Уже окончена кровавая русско-турецкая война и подписан победный мир в деревушке Кючук-Кайнарджи. Но ни русские здесь, в Крыму, ни турки, высадившиеся на пристани и окопавшиеся у Шумы, об этом не подозревают. Двенадцать дней для той поры срок слишком малый, чтобы курьеры, стремглав доставившие эту весть в Петербург, поспели из столицы донести ее до губернаторов.
Генерал-поручик граф Мусин-Пушкин, толстяк и брюзга, которого царица за слабохарактерность прозвала «нерешимым мешком», дал противнику укрепиться, колебался в обычных сомнениях, но 24 июля приказал: штурмовать. Под шквальным огнем солдаты замешкались. Бывший в голове атакующих подполковник выхватил у рослого мушкетера белое с синим крестом и золотыми наугольниками на красном древке знамя и увлек всех за собой. Роковой выстрел грянул почти в упор: пуля из гладкоствольного ружья, весящая около восьми золотников[3], ударила подполковника в левый висок и вылетела у правого глаза. Он уже не видел, как солдаты преодолели окопы и опрокинули турок.
И офицеры-однополчане, и врачи, и сам граф Мусин-Пушкин, удивляясь, что раненый еще жив, были уверены, что Михаил Илларионович Кутузов не дотянет и до утра. Доктор запретил переносить подполковника: малейшее сотрясение могло непоправимо повредить мозг. Кутузову лишь перебинтовали голову и оставили там, где его настигла пуля...
Он лежал на овечьих шкурах, устремив вверх немигающий взгляд. Он видел и не видел. Толчками, с неистовой, сатанинской болью, возвращалось сознание. И тогда он замечал, как из-за быстрых туч переливами бежал свет луны. И снова и снова кто-то натягивал ему на голову тесный черный мешок и он падал в бездну, на дне которой скалил зубы турок, разрядивший свою фузею прямо ему в голову.
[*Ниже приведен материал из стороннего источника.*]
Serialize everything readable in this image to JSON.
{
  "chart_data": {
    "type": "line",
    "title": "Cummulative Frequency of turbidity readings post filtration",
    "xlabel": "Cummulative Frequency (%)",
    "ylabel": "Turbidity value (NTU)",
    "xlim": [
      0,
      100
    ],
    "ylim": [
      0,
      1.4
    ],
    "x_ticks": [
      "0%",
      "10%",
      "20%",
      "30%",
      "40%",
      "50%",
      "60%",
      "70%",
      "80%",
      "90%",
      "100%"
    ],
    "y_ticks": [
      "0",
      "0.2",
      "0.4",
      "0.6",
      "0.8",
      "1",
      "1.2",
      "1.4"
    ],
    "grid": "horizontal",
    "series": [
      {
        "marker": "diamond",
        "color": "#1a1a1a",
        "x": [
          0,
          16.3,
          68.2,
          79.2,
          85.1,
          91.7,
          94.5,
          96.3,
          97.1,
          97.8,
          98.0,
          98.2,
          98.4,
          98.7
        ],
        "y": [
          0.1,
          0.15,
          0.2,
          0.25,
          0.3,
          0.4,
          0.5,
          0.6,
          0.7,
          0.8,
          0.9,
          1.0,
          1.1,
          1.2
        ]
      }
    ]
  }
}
Турок подымался в месиве тел, и Кутузов узнавал тех, кто, сражаясь вместе с ним при Рябой Могиле, на реке Ларге, при Попешти, пал от пули, сабельного удара, пики, ядра или скончался от ран в Молдавии и Валахии. Тихими просьбами, жалобным воем звали они его к себе – с протянутыми руками, призывными стонами, нежными заверениями отдохнуть, заснуть вместе с ними.
И, чувствуя, как вытекает из него жизнь, как смертной истомой напитывается немощное и неподатливое тело, Михаил Илларионович силился оторвать свинцовую голову от ложа, зная, что иначе – конец.
И вновь огненные когти рвали в клочья мозг, и от боли не хотелось жить, и на сумрачном западе чернели пирамидальные тополя, и слышался равнодушный плеск моря. Но Кутузов не давал натянуть на себя черный мешок, он не желал встречи с теми, кто там, внизу, на дне, ждет его, хочет увести с собой.
– Рано, рано! – бормотал он, споря с ними и возражая им. – Отец! – звал он. – Отец! Да помоги же мне! Приди...
Был ли это Ларион Матвеевич, или названый отец – Иван Лонгинович, или даже отец иной – всеобщий, родивший все сущее на земле, сам Кутузов не знал. Не знал и того, сколько времени пробежало с того рокового мига, когда из-под тюрбана грянул выстрел...
Все еще стояла ночь, но уже размело тучи. В небе выткался золотой узор – вон дрожит, как раздавленный бриллиант, в созвездии Большого Пса Сириус, вон Ковш, а вон Полярная звезда указывает прямо на Петербург...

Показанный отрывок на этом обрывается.